Die Auswirkungen der Ausdehnung des wärmeren Wassers, der Gletscherschmelze und des Eisverlustes in Grönland seien in diesem Jahrhundert weitaus größer. Statt 18 Zentimetern errechnete DeConto im schlimmsten Fall einen Anstieg von 64 bis 105 Zentimetern allein durch die Eisschmelze in der Antarktis. Sollten die Treibhausgasemissionen zumindest moderat kontrolliert werden, seien es immer noch 26 bis 49 Zentimeter.
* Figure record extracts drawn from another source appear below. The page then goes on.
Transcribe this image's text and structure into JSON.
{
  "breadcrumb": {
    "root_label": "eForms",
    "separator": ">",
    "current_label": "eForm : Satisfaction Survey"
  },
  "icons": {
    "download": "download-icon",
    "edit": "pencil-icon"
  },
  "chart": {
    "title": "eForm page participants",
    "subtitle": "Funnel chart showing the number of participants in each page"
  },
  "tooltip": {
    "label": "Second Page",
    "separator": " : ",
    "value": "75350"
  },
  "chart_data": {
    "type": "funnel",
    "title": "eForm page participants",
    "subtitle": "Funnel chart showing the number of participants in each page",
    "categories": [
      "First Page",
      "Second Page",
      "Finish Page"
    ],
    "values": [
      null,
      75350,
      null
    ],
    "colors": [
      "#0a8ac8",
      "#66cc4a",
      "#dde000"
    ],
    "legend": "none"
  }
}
Wenn die Welt aber entschlossen handelt und das Klima schützt, dann würde den Berechnungen zufolge die Antarktis gar nichts zum Anstieg der Meeresspiegel beitragen. Solche Zahlen sind aber nur weltweite Durchschnittswerte. An vielen Orten entlang der amerikanischen Ostküste könnte der Anstieg wegen der geologischen Gegebenheiten sogar noch 25 Prozent höher ausfallen, erklärt DeConto. Das gelte beispielsweise für die Hafenstadt Boston. „Nordamerika hat durch den Eisverlust in der Antarktis viel zu befürchten“, sagt der Klimaforscher.
Andere Studien konzentrierten sich auf die Auswirkungen der Erwärmung des Wassers unter der Eisdecke und auf die Erwärmung der Luft. DeConto rechnete noch die Folgen des sich sammelnden Schmelzwassers und des Eisabbruchs hinzu. Solche Bruchstücke können Hunderte Meter hoch sein und kollabieren unter dem schieren Gewicht des Eises. Das beschleunige die Eisschmelze, erklärt DeConto.
Chris Field, Klimaforscher am Carnegie Institute, sagt, die Studie zeige, dass die Welt durch die Kontrolle von Treibhausgasen etwas bewirken könne: Es gehe um den Unterschied zwischen steigenden Meeresspiegeln, die zu bewältigen seien, und extrem gefährlichen Bedingungen.